Not everything on this list will be relevant for every case; but I have found it useful for major cases, especially if liability is unclear or disputed.
Using the Investigation Checklist to build your case
Coluccio Law recently concluded a case for a plumber who was severely and permanently injured on a job site.
The plumber was a subcontractor, hired by a general contractor to work on a tenant build-out project in a commercial property. Early one morning, as he walked over to the corner of the property to start his work, the floor gave out beneath him.
He plummeted through the floor, falling 40 feet into the parking garage below. Both of his feet and ankles were broken in multiple places.
I was hired to represent him about 6 weeks later.
Gathering Existing Investigations and Records
My staff immediately contacted the Washington Department of Labor and Industries to see what —if any—investigation had occurred. We learned that their “investigation” began and ended with one phone interview with the general contractor. The only information he provided was that he didn’t know why the floor had given way.
Going to the Scene
I went to the building where the plumber had been working. Not surprisingly, I was not allowed into the property.

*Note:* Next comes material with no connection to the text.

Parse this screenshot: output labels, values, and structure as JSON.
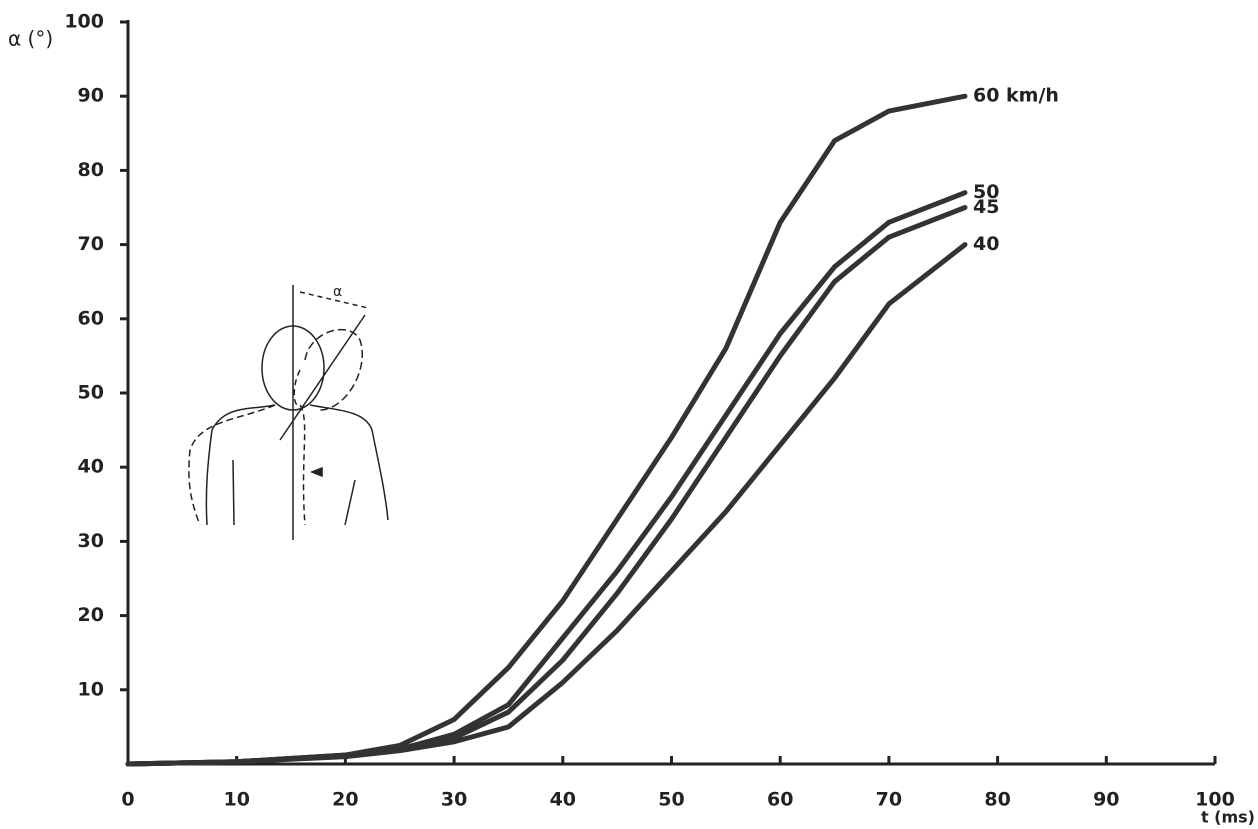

But the plumber had been dropped through the floor into a public garage. I started there, and photographed the visible water stains and mold on the garage ceiling.
Preserving the evidence
In this case, we sent a letter to the insurance carriers requesting that any repairs be stopped, and that existing wood and debris be bagged and preserved.
Finding the Witnesses
No one had seen the plumber fall.
But, we learned that his friend had come to the scene to pick up his car. She turned out to be a valuable witness. When she came to the building, she ran into the general contractor.
He showed her where the floor had collapsed and she took photographs of the scene with her cell phone.
Since no meaningful investigation had been conducted right after the incident, I hired an investigator to assist with witness interviews. We decided that the best approach was to talk with tenants of the adjacent businesses.
We learned there had been flooding in the building over the course of several years. No known inspections or repairs had been done.
Hiring a liability expert
With the help of an expert, we were able to put together a case theory: long-term water damage had caused the floor to rot and weaken. This theory was confirmed during depositions.
The result of the investigation
The investigation work that my firm conducted became the foundation of my client’s injury claim.
We established that his injuries and damages were caused by a lack of a proper inspection protocol and maintenance program, and the failure to address flooding and water damage.
The plumber’s injury case was resolved for nearly $3 million.
Obviously, this is just one example: investigations are not always this enlightening.
As a plaintiff’s attorney, you might go to the scene of an incident or crash, and not learn anything new. You might talk to dozens of people, and not find any helpful witnesses or information.
My advice: don’t let it discourage you from making the effort.
Even if you don’t uncover anything new, a good investigation will still help you understand the strengths and weaknesses of your client’s case.
Commit to investigating every case, for every client. You don’t know what you might learn.